This mode provides the greatest protection against transaction loss. However using it may result in the longest transaction response time among the four modes.
In this mode, log writes are considered successful only when logs have been written to log files on the primary database and when the primary database has received acknowledgement from the standby database that the logs have also been written to log files on the standby database. The log data is guaranteed to be stored at both sites.
NEARSYNC (near synchronous)
While this mode has a shorter transaction response time than synchronous mode, it also provides slightly less protection against transaction loss.
In this mode, log writes are considered successful only when the log records have been written to the log files on the primary database and when the primary database has received acknowledgement from the standby system that the logs have also been written to main memory on the standby system. Loss of data occurs only if both sites fail simultaneously and if the target site has not transferred to nonvolatile storage all of the log data that it has received.

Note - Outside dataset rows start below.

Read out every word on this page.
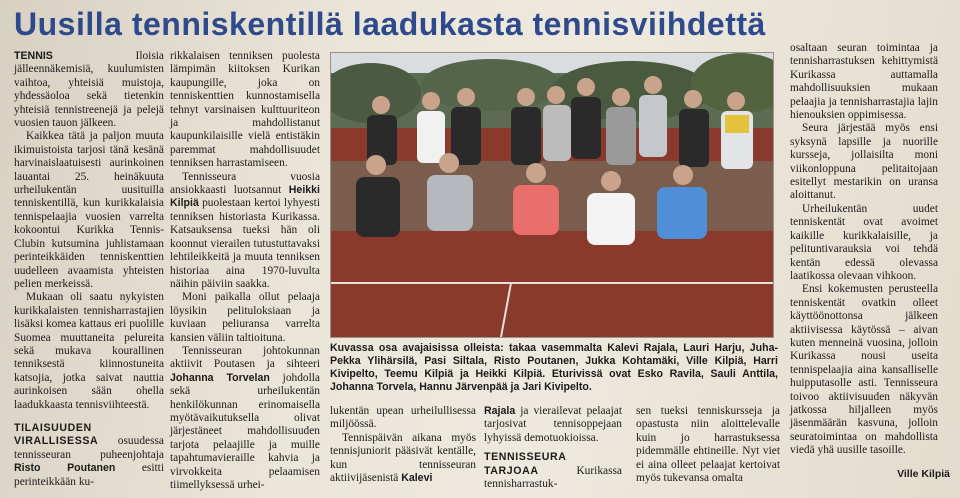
Uusilla tenniskentillä laadukasta tennisviihdettä

TENNIS Iloisia jälleennäkemisiä, kuulumisten vaihtoa, yhteisiä muistoja, yhdessäoloa sekä tietenkin yhteisiä tennistreenejä ja pelejä vuosien tauon jälkeen.

Kaikkea tätä ja paljon muuta ikimuistoista tarjosi tänä kesänä harvinaislaatuisesti aurinkoinen lauantai 25. heinäkuuta urheilukentän uusituilla tenniskentillä, kun kurikkalaisia tennispelaajia vuosien varrelta kokoontui Kurikka Tennis-Clubin kutsumina juhlistamaan perinteikkäiden tenniskenttien uudelleen avaamista yhteisten pelien merkeissä.

Mukaan oli saatu nykyisten kurikkalaisten tennisharrastajien lisäksi komea kattaus eri puolille Suomea muuttaneita pelureita sekä mukava kourallinen tenniksestä kiinnostuneita katsojia, jotka saivat nauttia aurinkoisen sään ohella laadukkaasta tennisviihteestä.

TILAISUUDEN VIRALLISESSA osuudessa tennisseuran puheenjohtaja Risto Poutanen esitti perinteikkään ku-

rikkalaisen tenniksen puolesta lämpimän kiitoksen Kurikan kaupungille, joka on tenniskenttien kunnostamisella tehnyt varsinaisen kulttuuriteon ja mahdollistanut kaupunkilaisille vielä entistäkin paremmat mahdollisuudet tenniksen harrastamiseen.

Tennisseura vuosia ansiokkaasti luotsannut Heikki Kilpiä puolestaan kertoi lyhyesti tenniksen historiasta Kurikassa. Katsauksensa tueksi hän oli koonnut vierailen tutustuttavaksi lehtileikkeitä ja muuta tenniksen historiaa aina 1970-luvulta näihin päiviin saakka.

Moni paikalla ollut pelaaja löysikin pelituloksiaan ja kuviaan peliuransa varrelta kansien väliin taltioituna.

Tennisseuran johtokunnan aktiivit Poutasen ja sihteeri Johanna Torvelan johdolla sekä urheilukentän henkilökunnan erinomaisella myötävaikutuksella olivat järjestäneet mahdollisuuden tarjota pelaajille ja muille tapahtumavierai​lle kahvia ja virvokkeita pelaamisen tiimellyksessä urhei-

Kuvassa osa avajaisissa olleista: takaa vasemmalta Kalevi Rajala, Lauri Harju, Juha-Pekka Ylihärsilä, Pasi Siltala, Risto Poutanen, Jukka Kohtamäki, Ville Kilpiä, Harri Kivipelto, Teemu Kilpiä ja Heikki Kilpiä. Eturivissä ovat Esko Ravila, Sauli Anttila, Johanna Torvela, Hannu Järvenpää ja Jari Kivipelto.

lukentän upean urheilullisessa miljöössä.

Tennispäivän aikana myös tennisjuniorit pääsivät kentälle, kun tennisseuran aktiivijäsenistä Kalevi

Rajala ja vierailevat pelaajat tarjosivat tennisoppejaan lyhyissä demotuokioissa.

TENNISSEURA TARJOAA Kurikassa tennisharrastuk-

sen tueksi tenniskursseja ja opastusta niin aloittelevalle kuin jo harrastuksessa pidemmälle ehtineille. Nyt viet ei aina olleet pelaajat kertoivat myös tukevansa omalta

osaltaan seuran toimintaa ja tennisharrastuksen kehittymistä Kurikassa auttamalla mahdollisuuksien mukaan pelaajia ja tennisharrastajia lajin hienouksien oppimisessa.

Seura järjestää myös ensi syksynä lapsille ja nuorille kursseja, jollaisilta moni viikonloppuna pelitaitojaan esitellyt mestarikin on uransa aloittanut.

Urheilukentän uudet tenniskentät ovat avoimet kaikille kurikkalaisille, ja pelituntivarauksia voi tehdä kentän edessä olevassa laatikossa olevaan vihkoon.

Ensi kokemusten perusteella tenniskentät ovatkin olleet käyttöönottonsa jälkeen aktiivisessa käytössä – aivan kuten menneinä vuosina, jolloin Kurikassa nousi useita tennispelaajia aina kansalliselle huipputasolle asti. Tennisseura toivoo aktiivisuuden näkyvän jatkossa hiljalleen myös jäsenmäärän kasvuna, jolloin seuratoimintaa on mahdollista viedä yhä uusille tasoille.

Ville Kilpiä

Compared with the SYNC and NEARSYNC modes, the ASYNC mode results in shorter transaction response times but may cause greater transaction losses if the primary database fails
In ASYNC mode, log writes are considered successful only when the log records have been written to the log files on the primary database and have been delivered to the TCP layer of the primary system's host machine. Because the primary system does not wait for an acknowledgement from the standby system, transactions may be considered committed when they are still on their way to the standby database.
SUPERASYNC (super asynchronous)
This mode has the shortest transaction response time but also has the highest probability of transaction losses if the primary system fails. This mode is useful when one does not want transactions to be blocked or experience elongated response times due to network interruptions or congestion.
In this mode, the HADR pair will never be in peer state or disconnected peer state. The log writes are considered successful as soon as the log records have been written to the log files on the primary database. Because the primary database does not wait for acknowledgement from the standby database, transactions are considered committed irrespective of the state of the replication of that transaction.
Since the transaction commit operations on the primary database are not affected by the relative slowness of the HADR network or the standby HADR server, the log gap between the primary database and the standby database may continue to increase. It is important to monitor the log gap as it is an indirect measure of the potential number of transactions that could be lost should a true disaster occur on the primary system.
In disaster recovery scenarios, any transactions committed during the log gap would not be available to the standby database. Therefore, monitor the log gap by using the hadr_log_gap monitor element. If it occurs that the log gap is not acceptable, investigate the network interruptions or the relative speed of the standby database node and take corrective measures to reduce the log gap.